Peseschkians öffentliche Zusicherung, er werde nichts gegen den Willen des Führers tun, ist der Preis seiner Kandidatur und schliesslich seiner Wahl. Sie steckt auch jenen Freiheitsraum ab, in dem er die Zustände kritisieren und dagegen vorgehen darf.
Der Chirurg beherrscht sein ärztliches Handwerk sehr gut, doch er ist ein zutiefst religiöser Mensch. Er beherrscht besser als manche Ayatollahs die Exegese der schiitischen Texte. Er will zwar die Sittenwächter bändigen, doch bis er sich eindeutig und überzeugend gegen das Hijab-Gesetz aussprechen wird, hat er noch einen sehr langen Weg vor sich. Und die Frage ist dabei nicht, ob er kann, sondern ob er will.
In den Tagen des Wahlkampfes tauchte in den sozialen Medien ein langes Interview mit ihm auf, in dem er sich dafür rühmt, wie er an seiner Universität den Hijab durchsetzte, bevor dieser überhaupt zum Gesetz wurde. Er versteht sehr gut die Gewalt gegen Frauen zu kritisieren, doch er zeigt bei allen seinen Auftritten, in welchem kulturellen und religiösen Raum er sich bewegt.
Innenpolitisch steht er vor einem riesigen Berg von Problemen. Nicht nur in der Frauenfrage, die für die Islamische Republik zu einer kulturell existenziellen Krise herangewachsen ist. Allein, dass er über die Gewalt der Sittenwächter reden darf, zeigt, dass das Regime auf der Suche nach einem Ausweg aus dieser Krise ist.
Für Khamenei ist Peseschkian aus einem noch wichtigeren Grund ein Rosaneh, eine Öffnung aus einem sehr bedrohlichen, mörderischen und zugleich realen Szenario. Das, was sich in Gaza abspielt, die unaufhörlichen Kriegsspiele an der libanesisch-israelischen Grenze, in die Iran über kurz oder lang hineingezogen werden wird, und last but not least die Person Donald Trump, der ante portas vermutet wird: Für all das braucht Khamenei momentan keinen Dschalili, mit dem die Welt mehr Armageddon als Ausweg assoziiert.

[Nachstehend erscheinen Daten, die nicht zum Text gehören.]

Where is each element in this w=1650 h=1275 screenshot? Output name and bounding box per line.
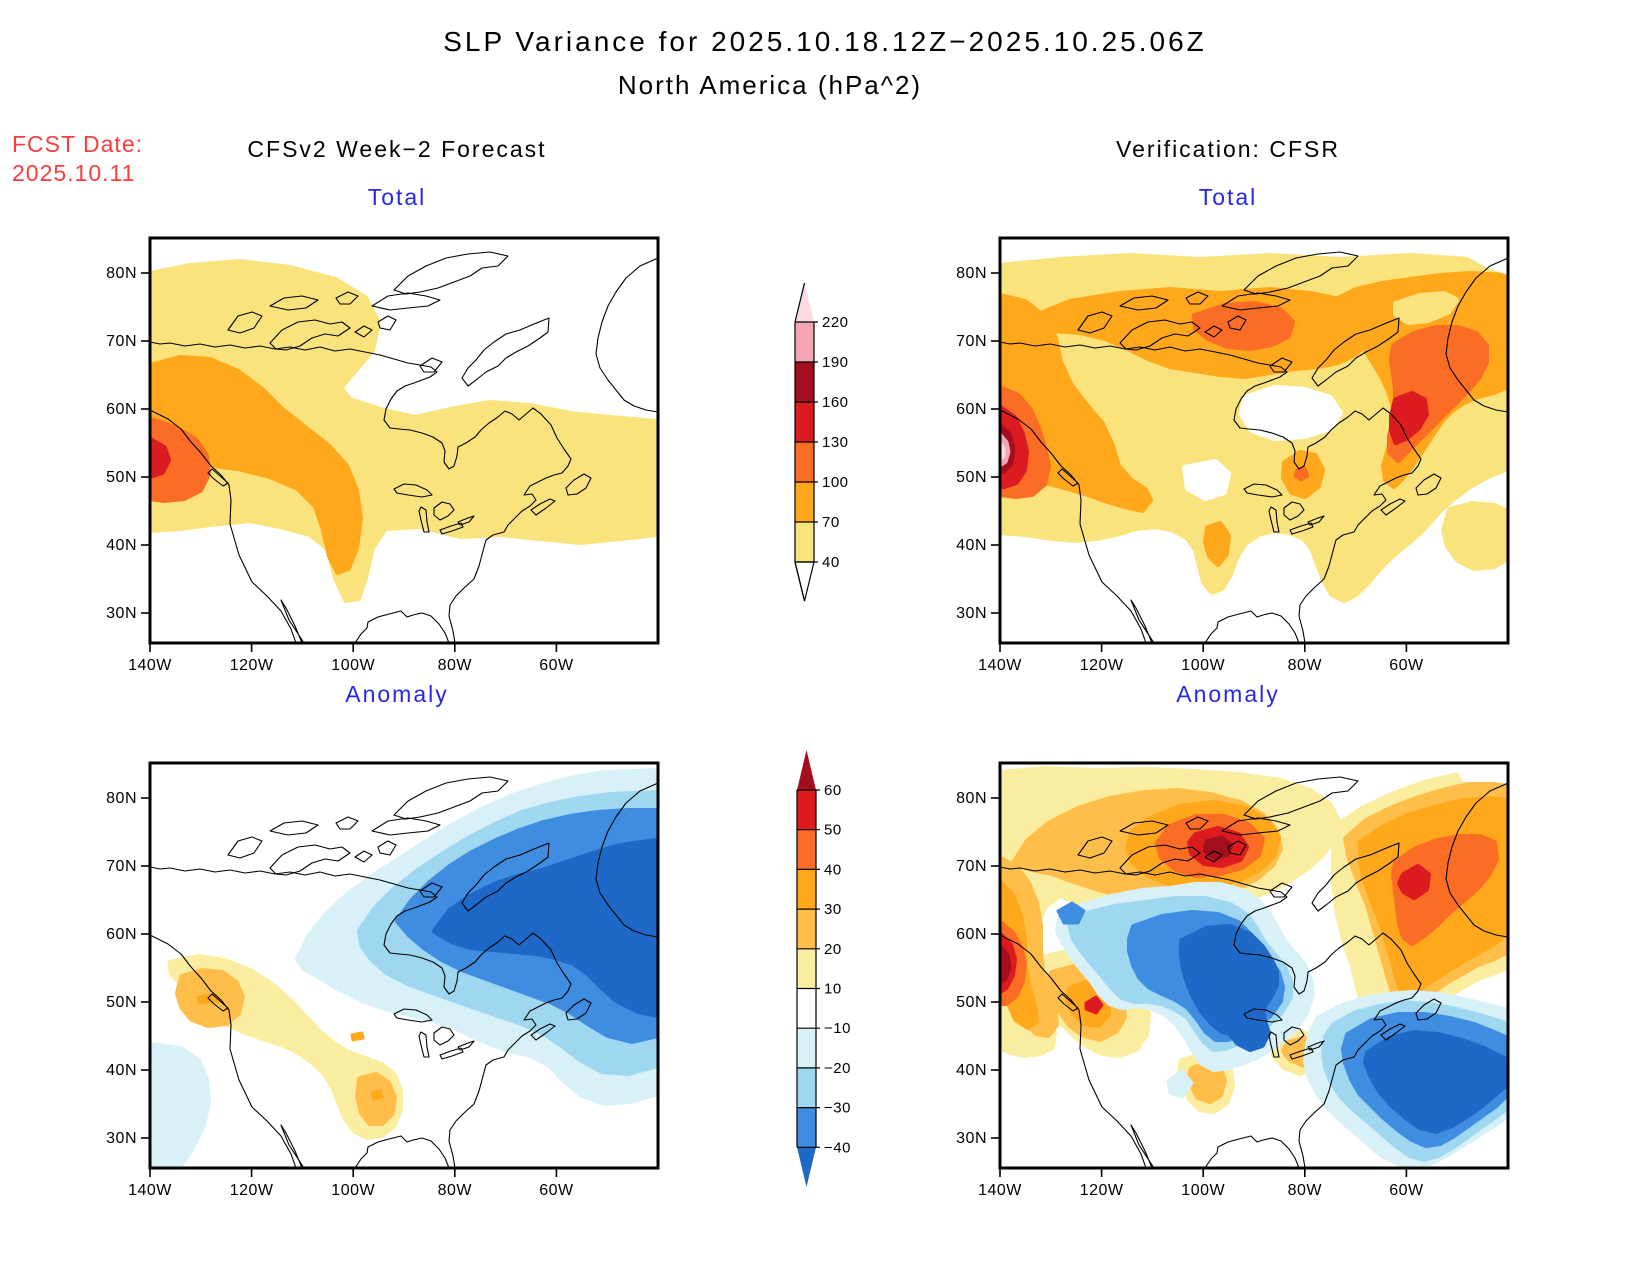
colorbar-total-segment	[795, 442, 814, 482]
colorbar-anomaly-segment	[797, 1107, 816, 1148]
colorbar-anomaly-segment	[797, 988, 816, 1029]
colorbar-total-segment	[795, 402, 814, 442]
colorbar-total-label: 160	[822, 394, 849, 411]
lon-tick-label: 120W	[230, 657, 274, 674]
colorbar-total-segment	[795, 522, 814, 562]
lon-tick-label: 120W	[230, 1182, 274, 1199]
lat-tick-label: 60N	[106, 926, 137, 943]
lat-tick-label: 50N	[956, 994, 987, 1011]
colorbar-anomaly-segment	[797, 829, 816, 870]
colorbar-total-label: 70	[822, 514, 840, 531]
lat-tick-label: 70N	[106, 858, 137, 875]
colorbar-total-label: 130	[822, 434, 849, 451]
lon-tick-label: 60W	[539, 1182, 574, 1199]
colorbar-total-segment	[795, 362, 814, 402]
panel-forecast-total-map: 80N 70N 60N 50N 40N 30N 140W 120W 100W 8…	[106, 236, 660, 674]
colorbar-anomaly-segment	[797, 948, 816, 989]
lon-tick-label: 100W	[331, 657, 375, 674]
panel-forecast-anomaly-map: 80N 70N 60N 50N 40N 30N 140W 120W 100W 8…	[106, 761, 660, 1199]
colorbar-total-arrow-bottom	[794, 561, 815, 602]
lon-tick-label: 80W	[1288, 1182, 1323, 1199]
lon-tick-label: 100W	[331, 1182, 375, 1199]
colorbar-total-label: 190	[822, 354, 849, 371]
colorbar-anomaly-segment	[797, 790, 816, 830]
panel-title-forecast-total: Total	[367, 184, 427, 210]
lon-tick-label: 80W	[1288, 657, 1323, 674]
forecast-date-block: FCST Date: 2025.10.11	[12, 130, 143, 188]
lat-tick-label: 30N	[106, 605, 137, 622]
colorbar-anomaly: 60 50 40 30 20 10 −10 −20 −30 −40	[796, 750, 851, 1187]
colorbar-anomaly-segment	[797, 869, 816, 910]
colorbar-anomaly-segment	[797, 1067, 816, 1108]
lon-tick-label: 80W	[438, 657, 473, 674]
colorbar-anomaly-label: −30	[824, 1100, 851, 1117]
panel-title-verification-anomaly: Anomaly	[1176, 681, 1280, 707]
colorbar-anomaly-arrow-top	[797, 750, 816, 790]
lat-tick-label: 80N	[106, 265, 137, 282]
colorbar-anomaly-label: 10	[824, 981, 842, 998]
colorbar-anomaly-label: 30	[824, 901, 842, 918]
colorbar-anomaly-label: 60	[824, 782, 842, 799]
lat-tick-label: 30N	[956, 1130, 987, 1147]
lon-tick-label: 140W	[978, 1182, 1022, 1199]
lat-tick-label: 50N	[956, 469, 987, 486]
panel-verification-total-map: 80N 70N 60N 50N 40N 30N 140W 120W 100W 8…	[956, 236, 1510, 674]
forecast-date-label: FCST Date:	[12, 131, 143, 157]
lat-tick-label: 40N	[956, 537, 987, 554]
lon-tick-label: 100W	[1181, 657, 1225, 674]
lat-tick-label: 50N	[106, 469, 137, 486]
lon-tick-label: 140W	[128, 1182, 172, 1199]
colorbar-anomaly-label: −20	[824, 1060, 851, 1077]
column-header-forecast: CFSv2 Week−2 Forecast	[247, 136, 547, 162]
colorbar-anomaly-label: −10	[824, 1020, 851, 1037]
colorbar-anomaly-label: 20	[824, 941, 842, 958]
lat-tick-label: 30N	[956, 605, 987, 622]
lat-tick-label: 60N	[106, 401, 137, 418]
figure-title: SLP Variance for 2025.10.18.12Z−2025.10.…	[443, 26, 1207, 57]
colorbar-total: 220 190 160 130 100 70 40	[794, 282, 849, 602]
forecast-date-value: 2025.10.11	[12, 160, 136, 186]
colorbar-total-arrow-top	[795, 283, 814, 322]
lon-tick-label: 60W	[1389, 657, 1424, 674]
lon-tick-label: 140W	[128, 657, 172, 674]
lat-tick-label: 40N	[106, 537, 137, 554]
colorbar-total-segment	[795, 322, 814, 362]
panel-verification-anomaly-map: 80N 70N 60N 50N 40N 30N 140W 120W 100W 8…	[956, 761, 1510, 1199]
lat-tick-label: 50N	[106, 994, 137, 1011]
lat-tick-label: 60N	[956, 926, 987, 943]
lat-tick-label: 70N	[106, 333, 137, 350]
colorbar-anomaly-label: 40	[824, 861, 842, 878]
panel-title-forecast-anomaly: Anomaly	[345, 681, 449, 707]
colorbar-total-label: 100	[822, 474, 849, 491]
lat-tick-label: 70N	[956, 858, 987, 875]
colorbar-anomaly-segment	[797, 909, 816, 949]
lat-tick-label: 80N	[956, 790, 987, 807]
colorbar-anomaly-arrow-bottom	[797, 1147, 816, 1187]
panel-title-verification-total: Total	[1198, 184, 1258, 210]
column-header-verification: Verification: CFSR	[1116, 136, 1340, 162]
lat-tick-label: 80N	[106, 790, 137, 807]
lon-tick-label: 120W	[1080, 1182, 1124, 1199]
lat-tick-label: 30N	[106, 1130, 137, 1147]
lat-tick-label: 60N	[956, 401, 987, 418]
figure-subtitle: North America (hPa^2)	[617, 70, 923, 100]
lon-tick-label: 100W	[1181, 1182, 1225, 1199]
lon-tick-label: 60W	[539, 657, 574, 674]
lon-tick-label: 60W	[1389, 1182, 1424, 1199]
lon-tick-label: 140W	[978, 657, 1022, 674]
lon-tick-label: 80W	[438, 1182, 473, 1199]
colorbar-anomaly-label: 50	[824, 822, 842, 839]
lat-tick-label: 80N	[956, 265, 987, 282]
lat-tick-label: 40N	[956, 1062, 987, 1079]
colorbar-total-segment	[795, 482, 814, 522]
lon-tick-label: 120W	[1080, 657, 1124, 674]
colorbar-anomaly-segment	[797, 1028, 816, 1068]
colorbar-total-label: 220	[822, 314, 849, 331]
colorbar-total-label: 40	[822, 554, 840, 571]
lat-tick-label: 70N	[956, 333, 987, 350]
lat-tick-label: 40N	[106, 1062, 137, 1079]
colorbar-anomaly-label: −40	[824, 1139, 851, 1156]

Die Islamische Republik habe einen moderaten Präsidenten, der auf der Suche nach Verständigung sei: Allein diese Schlagzeile schafft eine Atempause. Dieses von innen- und aussenpolitischen Krisen geschüttelte Staatsgebilde befindet sich zudem in einem sehr gefährlichen Übergangsprozess zur Post-Khamenei Ära.
Peseschkian ist kein Mullah, hat keine Partei, kein Netzwerk, und – soweit bekannt – ist er in keine mafiöse Struktur verwickelt. Und er ist ein tief Gläubiger, dessen Priorität die Bewahrung des Systems ist. Das macht ihn nicht gefährlich. Dass er mit seinen Auftritten und Äusserungen Kritiker im Inneren besänftigt und nach aussen die Mässigung des Systems präsentiert, macht ihn zum geeigneten Präsidenten des Tages. Was morgen geschieht, ist eine andere Frage.